President Obama made a splash this week when he threw his support behind gay marriage, leading professional blowhard Rush Limbaugh to pronounce that the President had “declared war on traditional marriage,” a war Limbaugh — he of three previous divorces — should know plenty about.
But whatever your thoughts on Ace and Gary being able to make it formal, this much is certain: in the tax Code, sometimes it’s to your benefit to NOT be married to a loved one. Peter Reilly — tax blogger at Forbes and friend of Double Taxation — has the details:
I thought that it might be timely, though, to once again review some of the tax advantages of not being married.
The deferred salary – If Robin owns a C corporation (call it Robco), Robco can employ Terry. Robco should pay Terry once a year. If Robco is an accrual basis corporation it can accrue the salary due to Terry and pay it to Terry, a cash basis taxpayer in the subsequent year.

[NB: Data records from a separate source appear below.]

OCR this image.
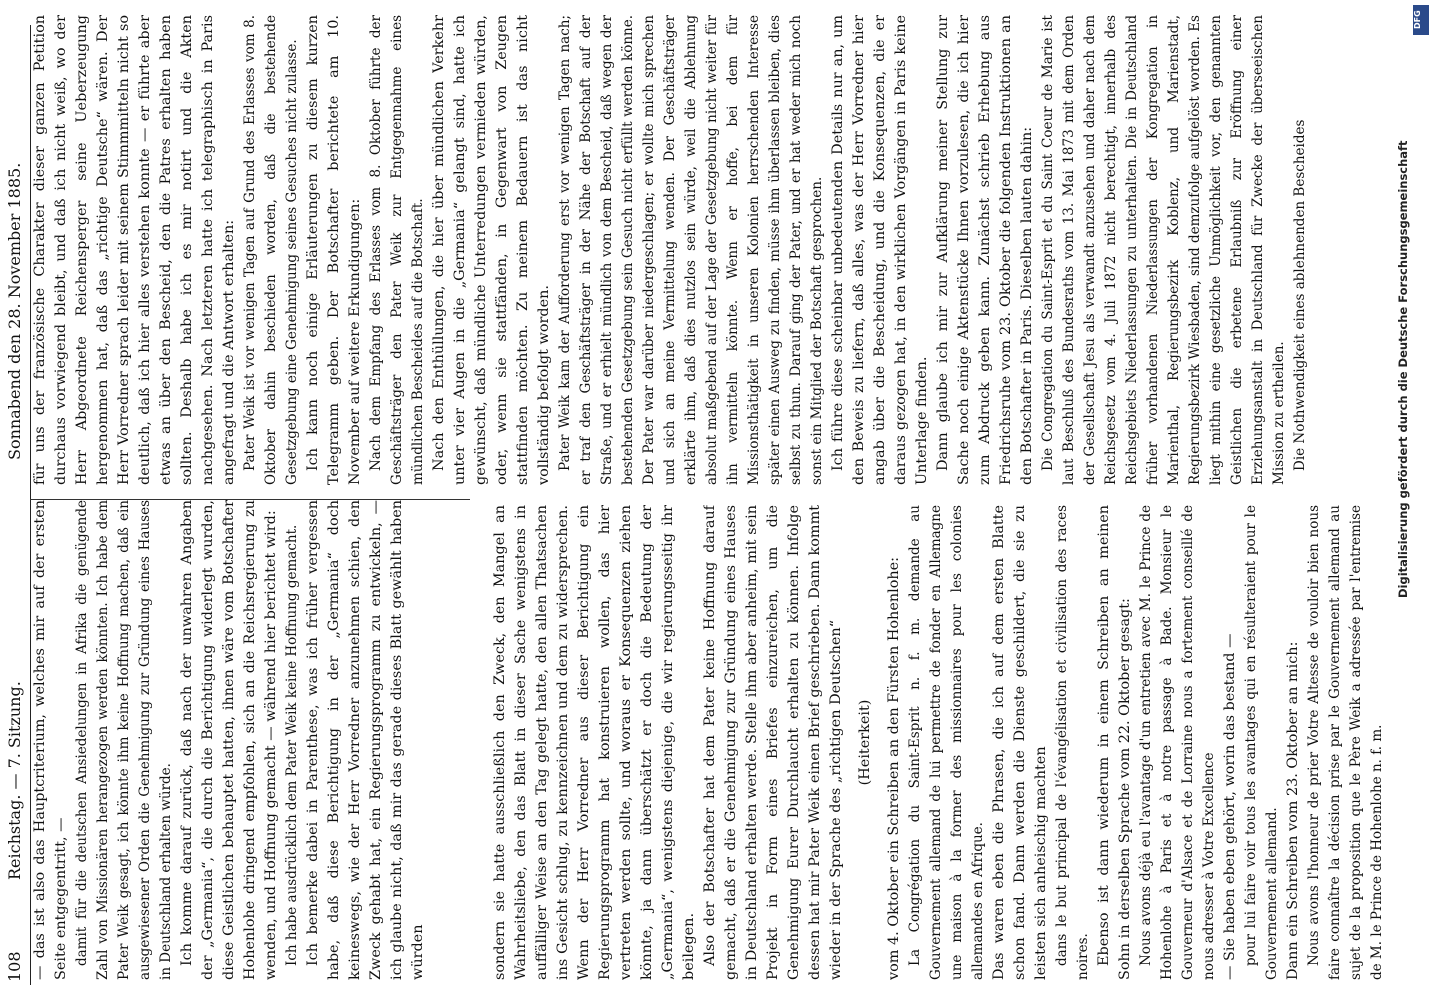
108
Reichstag. — 7. Sitzung.
Sonnabend den 28. November 1885.

— das ist also das Hauptcriterium, welches mir auf der ersten Seite entgegentritt, — damit für die deutschen Ansiedelungen in Afrika die genügende Zahl von Missionären herangezogen werden könnten. Ich habe dem Pater Weik gesagt, ich könnte ihm keine Hoffnung machen, daß ein ausgewiesener Orden die Genehmigung zur Gründung eines Hauses in Deutschland erhalten würde. Ich komme darauf zurück, daß nach der unwahren Angaben der „Germania“, die durch die Berichtigung widerlegt wurden, diese Geistlichen behauptet hatten, ihnen wäre vom Botschafter Hohenlohe dringend empfohlen, sich an die Reichsregierung zu wenden, und Hoffnung gemacht — während hier berichtet wird: Ich habe ausdrücklich dem Pater Weik keine Hoffnung gemacht. Ich bemerke dabei in Parenthese, was ich früher vergessen habe, daß diese Berichtigung in der „Germania“ doch keineswegs, wie der Herr Vorredner anzunehmen schien, den Zweck gehabt hat, ein Regierungsprogramm zu entwickeln, — ich glaube nicht, daß mir das gerade dieses Blatt gewählt haben würden	sondern sie hatte ausschließlich den Zweck, den Mangel an Wahrheitsliebe, den das Blatt in dieser Sache wenigstens in auffälliger Weise an den Tag gelegt hatte, den allen Thatsachen ins Gesicht schlug, zu kennzeichnen und dem zu widersprechen. Wenn der Herr Vorredner aus dieser Berichtigung ein Regierungsprogramm hat konstruieren wollen, das hier vertreten werden sollte, und woraus er Konsequenzen ziehen könnte, ja dann überschätzt er doch die Bedeutung der „Germania“, wenigstens diejenige, die wir regierungsseitig ihr beilegen. Also der Botschafter hat dem Pater keine Hoffnung darauf gemacht, daß er die Genehmigung zur Gründung eines Hauses in Deutschland erhalten werde. Stelle ihm aber anheim, mit sein Projekt in Form eines Briefes einzureichen, um die Genehmigung Eurer Durchlaucht erhalten zu können. Infolge dessen hat mir Pater Weik einen Brief geschrieben. Dann kommt wieder in der Sprache des „richtigen Deutschen“ (Heiterkeit) vom 4. Oktober ein Schreiben an den Fürsten Hohenlohe: La Congrégation du Saint-Esprit n. f. m. demande au Gouvernement allemand de lui permettre de fonder en Allemagne une maison à la former des missionnaires pour les colonies allemandes en Afrique. Das waren eben die Phrasen, die ich auf dem ersten Blatte schon fand. Dann werden die Dienste geschildert, die sie zu leisten sich anheischig machten dans le but principal de l'évangélisation et civilisation des races noires. Ebenso ist dann wiederum in einem Schreiben an meinen Sohn in derselben Sprache vom 22. Oktober gesagt: Nous avons déjà eu l'avantage d'un entretien avec M. le Prince de Hohenlohe à Paris et à notre passage à Bade. Monsieur le Gouverneur d'Alsace et de Lorraine nous a fortement conseillé de nous adresser à Votre Excellence — Sie haben eben gehört, worin das bestand — pour lui faire voir tous les avantages qui en résulteraient pour le Gouvernement allemand. Dann ein Schreiben vom 23. Oktober an mich: Nous avons l'honneur de prier Votre Altesse de vouloir bien nous faire connaître la décision prise par le Gouvernement allemand au sujet de la proposition que le Père Weik a adressée par l'entremise de M. le Prince de Hohenlohe n. f. m.

für uns der französische Charakter dieser ganzen Petition durchaus vorwiegend bleibt, und daß ich nicht weiß, wo der Herr Abgeordnete Reichensperger seine Ueberzeugung hergenommen hat, daß das „richtige Deutsche“ wären. Der Herr Vorredner sprach leider mit seinem Stimmmitteln nicht so deutlich, daß ich hier alles verstehen konnte — er führte aber etwas an über den Bescheid, den die Patres erhalten haben sollten. Deshalb habe ich es mir notirt und die Akten nachgesehen. Nach letzteren hatte ich telegraphisch in Paris angefragt und die Antwort erhalten: Pater Weik ist vor wenigen Tagen auf Grund des Erlasses vom 8. Oktober dahin beschieden worden, daß die bestehende Gesetzgebung eine Genehmigung seines Gesuches nicht zulasse. Ich kann noch einige Erläuterungen zu diesem kurzen Telegramm geben. Der Botschafter berichtete am 10. November auf weitere Erkundigungen: Nach dem Empfang des Erlasses vom 8. Oktober führte der Geschäftsträger den Pater Weik zur Entgegennahme eines mündlichen Bescheides auf die Botschaft. Nach den Enthüllungen, die hier über mündlichen Verkehr unter vier Augen in die „Germania“ gelangt sind, hatte ich gewünscht, daß mündliche Unterredungen vermieden würden, oder, wenn sie stattfänden, in Gegenwart von Zeugen stattfinden möchten. Zu meinem Bedauern ist das nicht vollständig befolgt worden. Pater Weik kam der Aufforderung erst vor wenigen Tagen nach; er traf den Geschäftsträger in der Nähe der Botschaft auf der Straße, und er erhielt mündlich von dem Bescheid, daß wegen der bestehenden Gesetzgebung sein Gesuch nicht erfüllt werden könne. Der Pater war darüber niedergeschlagen; er wollte mich sprechen und sich an meine Vermittelung wenden. Der Geschäftsträger erklärte ihm, daß dies nutzlos sein würde, weil die Ablehnung absolut maßgebend auf der Lage der Gesetzgebung nicht weiter für ihn vermitteln könnte. Wenn er hoffe, bei dem für Missionsthätigkeit in unseren Kolonien herrschenden Interesse später einen Ausweg zu finden, müsse ihm überlassen bleiben, dies selbst zu thun. Darauf ging der Pater, und er hat weder mich noch sonst ein Mitglied der Botschaft gesprochen. Ich führe diese scheinbar unbedeutenden Details nur an, um den Beweis zu liefern, daß alles, was der Herr Vorredner hier angab über die Bescheidung, und die Konsequenzen, die er daraus gezogen hat, in den wirklichen Vorgängen in Paris keine Unterlage finden. Dann glaube ich mir zur Aufklärung meiner Stellung zur Sache noch einige Aktenstücke Ihnen vorzulesen, die ich hier zum Abdruck geben kann. Zunächst schrieb Erhebung aus Friedrichsruhe vom 23. Oktober die folgenden Instruktionen an den Botschafter in Paris. Dieselben lauten dahin: Die Congregation du Saint-Esprit et du Saint Coeur de Marie ist laut Beschluß des Bundesraths vom 13. Mai 1873 mit dem Orden der Gesellschaft Jesu als verwandt anzusehen und daher nach dem Reichsgesetz vom 4. Juli 1872 nicht berechtigt, innerhalb des Reichsgebiets Niederlassungen zu unterhalten. Die in Deutschland früher vorhandenen Niederlassungen der Kongregation in Marienthal, Regierungsbezirk Koblenz, und Marienstadt, Regierungsbezirk Wiesbaden, sind demzufolge aufgelöst worden. Es liegt mithin eine gesetzliche Unmöglichkeit vor, den genannten Geistlichen die erbetene Erlaubniß zur Eröffnung einer Erziehungsanstalt in Deutschland für Zwecke der überseeischen Mission zu ertheilen. Die Nothwendigkeit eines ablehnenden Bescheides	Digitalisierung gefördert durch die Deutsche Forschungsgemeinschaft
DFG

The free basis step-up – If Robin owns a rental property, Terry can buy it by giving Robin a long-term installment note. Robin will recognize no income until the principal is paid. Terry will have a stepped up basis for purposes of depreciation or even sale. (Thus it would even be worth doing with a vacation property, if it is likely to be sold.)
The basis swap – If Robin owns a high basis property and Terry owns a low basis property and they wish to sell the latter, they can do a like-kind exchange prior to the sale, thereby reducing the gain.
The wash sale – If Robin wants to maintain a securities position but harvest capital losses, Terry can purchase the identical security on the same day that Robin sells.